Albert D. Cahalan (acahalan@cs.uml.edu)
Sat, 29 Nov 1997 02:56:49 -0500 (EST)


> By author: Rik van Riel <H.H.vanRiel@fys.ruu.nl>
>
>> We could implement /dev in the same way we implement /proc...
>> Device drivers can register/unregister their device files in
>> /dev and they get assigned a 'device number' for each device
>> they allocate (no need for major/minor numbers)
>
> This is something of an FAQ on this list; every now and then someone
> proposes it; the general consensus is that it's a bad idea.

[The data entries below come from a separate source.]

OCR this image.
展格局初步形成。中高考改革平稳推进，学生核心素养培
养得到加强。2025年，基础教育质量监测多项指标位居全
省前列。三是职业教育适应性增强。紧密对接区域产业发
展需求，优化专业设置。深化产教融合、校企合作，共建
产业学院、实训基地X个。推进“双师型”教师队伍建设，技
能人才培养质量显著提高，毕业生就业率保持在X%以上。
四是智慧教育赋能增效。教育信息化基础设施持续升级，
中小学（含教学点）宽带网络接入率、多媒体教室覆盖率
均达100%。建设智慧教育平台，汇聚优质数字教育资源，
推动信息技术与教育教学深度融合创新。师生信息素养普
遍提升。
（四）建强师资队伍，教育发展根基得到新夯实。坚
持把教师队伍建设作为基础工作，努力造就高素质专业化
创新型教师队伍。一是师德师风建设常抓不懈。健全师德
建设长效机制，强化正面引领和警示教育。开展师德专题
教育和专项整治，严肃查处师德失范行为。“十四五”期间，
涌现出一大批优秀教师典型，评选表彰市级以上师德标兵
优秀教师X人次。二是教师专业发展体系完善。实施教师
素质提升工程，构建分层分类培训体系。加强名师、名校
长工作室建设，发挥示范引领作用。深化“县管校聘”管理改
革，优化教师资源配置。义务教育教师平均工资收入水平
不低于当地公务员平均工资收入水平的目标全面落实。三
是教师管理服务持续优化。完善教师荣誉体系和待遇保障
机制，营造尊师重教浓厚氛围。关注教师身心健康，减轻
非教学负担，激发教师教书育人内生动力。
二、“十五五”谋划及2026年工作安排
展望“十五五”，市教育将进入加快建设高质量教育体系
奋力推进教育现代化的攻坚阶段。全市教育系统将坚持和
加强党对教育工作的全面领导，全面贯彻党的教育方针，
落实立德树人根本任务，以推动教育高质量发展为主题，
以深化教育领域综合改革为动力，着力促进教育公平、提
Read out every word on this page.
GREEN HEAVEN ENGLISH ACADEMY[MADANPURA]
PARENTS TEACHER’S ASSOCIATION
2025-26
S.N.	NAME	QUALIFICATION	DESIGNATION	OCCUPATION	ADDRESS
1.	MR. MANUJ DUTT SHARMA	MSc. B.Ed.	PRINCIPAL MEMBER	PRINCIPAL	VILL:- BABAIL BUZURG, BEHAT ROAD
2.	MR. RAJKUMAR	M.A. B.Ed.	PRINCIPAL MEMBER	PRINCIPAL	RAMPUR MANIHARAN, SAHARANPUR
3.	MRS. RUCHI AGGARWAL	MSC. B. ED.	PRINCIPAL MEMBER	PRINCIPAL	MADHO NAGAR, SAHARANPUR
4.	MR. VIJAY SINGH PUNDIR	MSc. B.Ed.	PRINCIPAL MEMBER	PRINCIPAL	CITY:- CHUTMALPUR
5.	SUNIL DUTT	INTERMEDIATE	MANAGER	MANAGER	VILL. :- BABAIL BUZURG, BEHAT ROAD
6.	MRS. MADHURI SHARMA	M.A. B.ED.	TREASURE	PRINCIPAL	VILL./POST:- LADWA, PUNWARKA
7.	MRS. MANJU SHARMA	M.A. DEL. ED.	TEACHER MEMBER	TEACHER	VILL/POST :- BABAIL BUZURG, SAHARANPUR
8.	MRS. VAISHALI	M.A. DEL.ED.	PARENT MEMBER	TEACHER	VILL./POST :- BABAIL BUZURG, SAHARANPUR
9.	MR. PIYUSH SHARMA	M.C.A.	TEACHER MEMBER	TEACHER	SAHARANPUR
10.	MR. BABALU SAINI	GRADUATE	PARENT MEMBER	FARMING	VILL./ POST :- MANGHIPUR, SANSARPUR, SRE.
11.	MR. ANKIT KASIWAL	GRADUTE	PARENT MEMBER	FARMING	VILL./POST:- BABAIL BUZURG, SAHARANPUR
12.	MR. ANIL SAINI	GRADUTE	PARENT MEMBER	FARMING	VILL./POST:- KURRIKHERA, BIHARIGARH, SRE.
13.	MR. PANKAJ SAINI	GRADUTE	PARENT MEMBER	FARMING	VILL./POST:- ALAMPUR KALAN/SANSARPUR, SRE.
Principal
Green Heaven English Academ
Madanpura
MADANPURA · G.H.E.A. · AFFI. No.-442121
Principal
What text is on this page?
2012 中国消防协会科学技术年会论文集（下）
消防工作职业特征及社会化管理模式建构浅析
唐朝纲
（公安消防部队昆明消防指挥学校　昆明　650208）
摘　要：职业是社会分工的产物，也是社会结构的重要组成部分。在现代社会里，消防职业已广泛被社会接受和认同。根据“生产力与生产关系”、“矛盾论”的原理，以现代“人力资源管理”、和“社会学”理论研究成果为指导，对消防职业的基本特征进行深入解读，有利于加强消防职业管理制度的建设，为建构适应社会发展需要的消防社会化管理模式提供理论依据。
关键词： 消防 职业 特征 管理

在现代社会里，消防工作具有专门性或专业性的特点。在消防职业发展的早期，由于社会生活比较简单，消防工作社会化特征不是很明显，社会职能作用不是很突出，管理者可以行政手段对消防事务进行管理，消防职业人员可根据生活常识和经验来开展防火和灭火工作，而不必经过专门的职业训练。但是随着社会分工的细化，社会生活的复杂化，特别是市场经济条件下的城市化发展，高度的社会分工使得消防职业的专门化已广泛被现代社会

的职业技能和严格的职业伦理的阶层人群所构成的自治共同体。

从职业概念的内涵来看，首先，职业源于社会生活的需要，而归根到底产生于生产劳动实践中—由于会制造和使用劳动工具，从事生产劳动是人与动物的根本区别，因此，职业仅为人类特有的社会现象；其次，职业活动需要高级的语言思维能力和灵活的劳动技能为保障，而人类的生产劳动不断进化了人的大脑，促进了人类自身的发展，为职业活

No, _you_ think it's a bad idea. Many people have wanted devfs
for a very long time. It has been coded up twice, including a
recent reincarnation as "SystemFS". It is in FreeBSD, Solaris,
and AIX. Linux wouldn't be alone at all.

All problems can be solved. FreeBSD uses an invisible filesystem
that only the kernel can change. When you mount the filesystem,
you get something like a copy-on-write version of it. Solaris
seems to use tmpfs and loopback mounts, assisted by some shell
scripts. SystemFS uses a daemon to keep everything together.
As far as I can tell from a quick look, changes you make to /dev
get reported to the daemon for long-term non-volatile storage.